A decisão serviu de combustível para o movimento pela independência da
Catalunha e em 2012 partidos separatistas chegaram ao poder.
O PP, do
primeiro-ministro Mariano Rajoy, é uma preocupação permanente na Catalunha,
cujo parlamento é dominado por diversos partidos independentistas. O maior
deles é a Convergencia i Unio (CiU), do presidente provincial, Artur Mas.
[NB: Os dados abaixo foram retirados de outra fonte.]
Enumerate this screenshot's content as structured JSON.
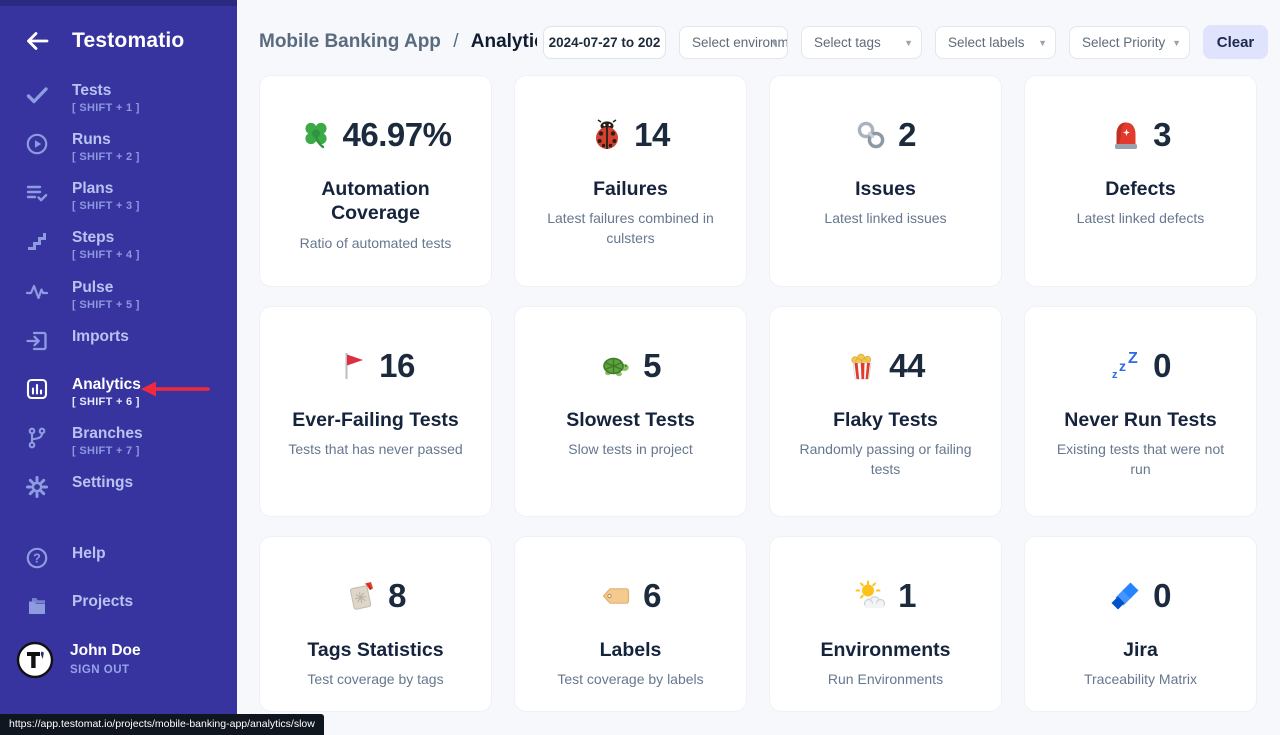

Porém, aEsquerra Republicana de Catalunya (ERC) dobrou, há pouco, sua
representação legislativa.
Estes partidos
divergem entre si. Muitos tendem a ser centristas ou conservadores, enquanto o
ERC é de esquerda e se opõe às políticas de “austeridade” do PP – algumas das
quais foram adotadas também pelo CiU. O centrismo deste partido é uma das
razões pelas quais sua bancada caiu de 62 deputados para 50, nas eleições de
2012, enquanto a do ERC saltou de dez para 21.
A taxa oficial de
desemprego na Espanha é de 25%, mas o índice é bem mais alto entre os jovens e
nas regiões do Sul – e a esquerda parece disposta a ir à luta. Mais de 100 mil
pessoas marcharam em Madri, no mês passado, exigindo o fim da “austeridade”.
Dizendo apoiar-se
na Constituição de 1976, Rajoy recusa-se a permitir um referendo de
independência, uma intransigência que alimentou a chama do movimento
separatista. Em janeiro, o parlamento catalão votou, por 87 a 43, por realizar
o referendo, e as pesquisas mostram uma maioria em favor da separação. Há seis
meses, um milhão e meio de catalães marcharam em Barcelona pela independência.
De olho no
eleitorado de direita, o PP também radicalizou e parece disposto a provocar os
catalães. Quando a Catalunha proibiu as touradas, Madri aprovou uma lei que as
considera herança cultural da nação. Os bascos podem arrecadar seus próprios
impostos; os catalães, não.
Como a União
Europeia reagiria a uma Catalunha independente? E o governo central de Madri
faria algo para impedir o passo? É difícil imaginar o envolvimento do exército
espanhol, embora o partido de Rajoy tenha entre seus fundadores um ex-ministro
do governo franquista e a reivalidade entre Madri e Barcelona seja evidente.
Outras linhas de
ruptura
Há outras linhas de
ruptura na Europa.
A Bélgica poderá se
dividir? A fissura entre os flamengófonos (no norte) e os francófonos (no sul)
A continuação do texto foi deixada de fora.